About three steps from the concrete driveway of the house off Battles Street your heels start to sink in the soft earth.

Two steps further, and the yard feels something akin to a sponge, compressing under the weight of anything placed on it, including the home, which after years on the site, has sunken feet into the ground.

“They tested how deep this was right here with the EPA job training class,” said George Foxworth, who grew up on the property. “It’s 27 inches until you reach the water table right here.”



It hasn’t always been this way, Foxworth said. When his family first moved in in the 1960s and 70s, the home had been a stable, steady household, and it sat at street level.

But as the ground, hastily filled in decades prior, began to rot out from underneath them, twisting the house’s foundation and causing it to sink in the process, living on the property became more and more difficult.

“If you look at the roof line, you can tell where it’s sinking at. Several times, my mother has tried to jack it up, but you see how it is now,” said Foxworth, looking over the property. 

“If you look at this side over here, you can see depressions where the land has sunk. It’s even worse around the rear… Over the years, the soil has given away, and this is what we’ve been left here with.”

In 2020, Foxworth and his siblings decided the home was no longer safe enough for their mother to live there.

But as they packed her up, moving her into a nearby apartment complex, Foxworth made her a promise.

“She is 86 years old, and I hear from her every day ‘when am I going to move back to my home?’” he said. “This is the home that she raised her four children in… This is where she wants to be.”

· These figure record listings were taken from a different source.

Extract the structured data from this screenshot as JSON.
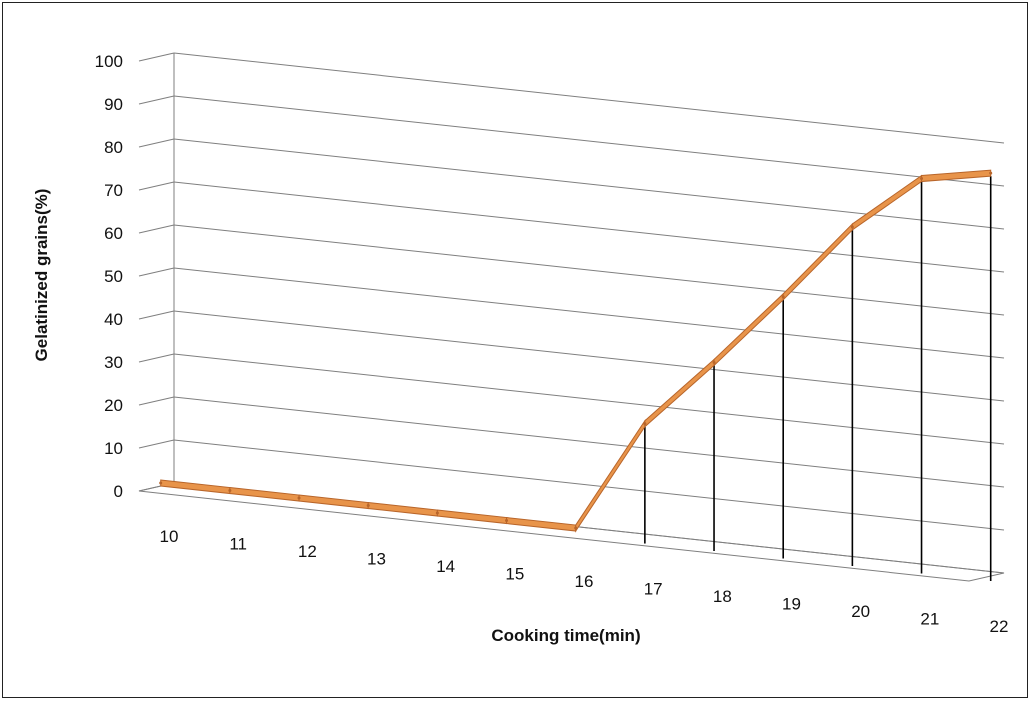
{
  "chart_data": {
    "type": "line",
    "title": "",
    "xlabel": "Cooking time(min)",
    "ylabel": "Gelatinized grains(%)",
    "ylim": [
      0,
      100
    ],
    "yticks": [
      0,
      10,
      20,
      30,
      40,
      50,
      60,
      70,
      80,
      90,
      100
    ],
    "x": [
      10,
      11,
      12,
      13,
      14,
      15,
      16,
      17,
      18,
      19,
      20,
      21,
      22
    ],
    "series": [
      {
        "name": "",
        "values": [
          0,
          0,
          0,
          0,
          0,
          0,
          0,
          26,
          42,
          59,
          77,
          90,
          93
        ]
      }
    ],
    "grid": true,
    "legend": "none",
    "style": "3d-line",
    "colors": {
      "line": "#e8944a",
      "line_dark": "#b8652a",
      "drop": "#000000",
      "grid": "#7f7f7f"
    }
  }
}
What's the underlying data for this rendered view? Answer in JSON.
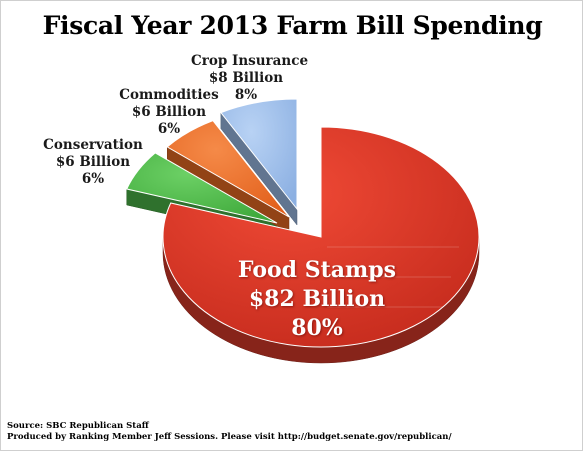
{
  "chart_data": {
    "type": "pie",
    "title": "Fiscal Year 2013 Farm Bill Spending",
    "slices": [
      {
        "label": "Food Stamps",
        "amount": "$82 Billion",
        "percent_label": "80%",
        "value": 80,
        "color": "#d93a2a"
      },
      {
        "label": "Conservation",
        "amount": "$6 Billion",
        "percent_label": "6%",
        "value": 6,
        "color": "#4cb748"
      },
      {
        "label": "Commodities",
        "amount": "$6 Billion",
        "percent_label": "6%",
        "value": 6,
        "color": "#ec6c24"
      },
      {
        "label": "Crop Insurance",
        "amount": "$8 Billion",
        "percent_label": "8%",
        "value": 8,
        "color": "#9cbde9"
      }
    ]
  },
  "footer": {
    "source": "Source: SBC Republican Staff",
    "produced": "Produced by Ranking Member Jeff Sessions.  Please visit http://budget.senate.gov/republican/"
  }
}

The Battles Street home is one of more than a dozen in the North Port St. Joe neighborhood succumbed to what locals and experts refer to as an underground stream, generated decades prior when a natural stream was filled in by the St. Joe Company.

“I moved to this home when I was approximately seven years old,” said Foxworth. “From what my mother and father tell me, this area was swamp (before that). The St. Joe Company allowed them so many loads of dirt to sort of fill in what they could.”

In the years following the opening of the St. Joe Paper Company Paper Mill adjacent to the North Port St. Joe neighborhood, the St. Joe Company dumped various paper mill waste products, such as wood chips, tree bark, lime grits, oil boiler ash and slag, collectively called “the sock” onto locations throughout the area. 

This swampland was filled in, and the properties were eventually sold to numerous individuals and contractors.

Some of this “sock” was used to fill in a naturally occurring waterway that ran along the land where Battles Street currently sits.

In the early 2000s, following a study by the Florida Department of Environmental Protection showing widespread soil and groundwater contamination in the area, several residents of the North Port St. Joe neighborhood filed suit against the St. Joe Company, with appeals ultimately being denied hearing by the Florida Supreme Court.

Many residents accepted a settlement offer from the company. But the settlement did not help to correct the problems themselves, said Dannie Bolden, a member of the North Port St. Joe Project Area Coalition, an organization working towards the neighborhood’s redevelopment.

Homeowners in the area, along with sinking foundations, are also facing ongoing flooding and stormwater issues.

On March 10, as Foxworth allowed researchers from the University of Florida to tour his mother’s property, he pointed out the spots where stormwater pooled, even in a light rain.

Down the street, his neighbors have to sweep water out their back door any time there’s more than a light rain.

The researchers were there to assess the potential to introduce nature-based solutions, such as rain barrels, stormwater parks and retention gardens, to address these ongoing problems.

“The University of Florida has been working with organizations in the North Port St. Joe community to address a number of problems the community is currently facing,” said Bolden. “There was a grant that was available through the Academy of Sciences for nature-based solutions, and so the university, my folks, and Dr. James Carney decided this was a great opportunity to look at addressing some of the groundwater and stormwater issues we’re having in the community.”

Bolden said the grant will cover the first part of the researchers’ process, allowing them to assess the situation, gather community input and formulate a plan.

Down the road, they hope to use this information to secure a larger grant, which would allow them to begin implementing some of their designs. If that happens, Bolden said, it might represent a large ste towards seeing some of the neighborhood’s issues resolved.

But, he said, the problem will eventually require other types of solutions as well.

“We’re going to eventually have to look at some real infrastructure improvements,” Bolden said. “We’re looking at a variety of things, and we have a lot of moving parts, but that’s part of what the next phase of this nature based solutions grant will be if we can get there.”

“Eventually, we’re going to have to sit down with the St. Joe Company and all of the parties involved and really figure out where we can go from here.”